Usually, teleporting was a split second of disorientation/darkness/cold. This seemed to last for ages. Minseok could only feel the parts of himself that touched others – his cheek pressed against Kāi’s back, one arm around Chën, the other wound around Baëkhyun’s arm. The sense of movement without being able to see anything made him feel sick, and he had time to wonder whether people could get stuck in this in-between place, and if so, what that would mean. An eternity spent freezing and nauseated in the dark with Chën leaning against his arm: well, it was better than the Red Force clinic, anyhow.

Just when he was convinced that they were in fact stuck in nothingness for the rest of time, they tumbled into light, warmth, and a pile of uncooperative limbs. Kāi collapsed under him, and it took Minseok a second to remember how his body worked to sit up, pulling Chën’s weakly moving form with him, off of Kāi, who lay unconscious on top of Suhø.

“What?” Jongin said. 

When Minseok looked over, it was through tears. Jongin’s wavering form looked strong and furious and more beautiful than anything in the world.

“How?”

He was moving toward the red button by every door that meant alarms and guns.

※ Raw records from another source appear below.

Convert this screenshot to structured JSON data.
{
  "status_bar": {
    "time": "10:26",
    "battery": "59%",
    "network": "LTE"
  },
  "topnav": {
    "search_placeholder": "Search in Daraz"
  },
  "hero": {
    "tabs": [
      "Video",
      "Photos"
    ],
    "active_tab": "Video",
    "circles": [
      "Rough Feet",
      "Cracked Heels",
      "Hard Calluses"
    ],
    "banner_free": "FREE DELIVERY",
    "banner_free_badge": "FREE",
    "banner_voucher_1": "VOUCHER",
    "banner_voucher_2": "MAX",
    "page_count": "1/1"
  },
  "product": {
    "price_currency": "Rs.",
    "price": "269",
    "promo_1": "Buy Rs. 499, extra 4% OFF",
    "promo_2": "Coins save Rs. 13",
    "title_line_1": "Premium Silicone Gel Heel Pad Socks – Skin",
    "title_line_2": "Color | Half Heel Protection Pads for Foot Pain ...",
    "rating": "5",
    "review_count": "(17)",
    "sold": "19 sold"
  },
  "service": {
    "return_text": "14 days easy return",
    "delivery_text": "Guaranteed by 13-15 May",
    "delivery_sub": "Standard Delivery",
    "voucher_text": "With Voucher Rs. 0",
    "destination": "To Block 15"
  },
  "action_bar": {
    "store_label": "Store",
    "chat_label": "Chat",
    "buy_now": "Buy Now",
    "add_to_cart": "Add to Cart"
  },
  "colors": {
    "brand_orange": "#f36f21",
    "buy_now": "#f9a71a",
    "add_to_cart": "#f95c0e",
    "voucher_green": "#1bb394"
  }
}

“Jongin,” Minseok croaked.

“Minseok hyung?”

Minseok understood the tone of voice, he could hardly believe it either, that this had worked.

“Not an attack,” he said. “We need Yixing.”

“You need? What?”

Minseok shook his head. Chën coughed again, deep and wracking and wet. That and the sight of Suhø’s pale, lolling face helped Minseok gather himself and slowly stand.

“Get Yixing,” he said. “Yixing, and every medic you can think of. We need blood transfusions, at the very least. Go get them, Nini, please, I’m going to lose them otherwise.”

He watched Jongin’s eyes rake over the tableau, watched his eyes narrow at the way Baëkhyun clung to Minseok’s leg, how Minseok’s hand was tangled in Chën’s hair.

 _Please_ , Minseok thought. _Please, Jongin, use your heart_.

Jongin, who snuck away from base for birthday cakes, and who never hesitated to rescue. He pressed his lips together, nodded once, and disappeared.

Minseok dropped to his knees to gather Chën and Baëkhyun close, pulled them away to let Chanyeøl lift Kāi, who was starting to move feebly, off Suhø and let Sehůn grab the unconscious leader.

“There’s a blanket behind you.”

Chanyeøl looked around, grabbed it, and wrapped it around himself and Kāi.

“What now?” Sehůn said.

Jongin’s door opened, and Yixing stepped through. He had a gun in one hand, but it was held down at his side, and the frown on his face softened when he met Minseok’s eyes.

“Now,” Minseok said, through tears and something that was almost laughter, “now everything gets better.”

**Author's Note:**

> Prompter, thanks for a perfect prompt! I hope it's what you wanted.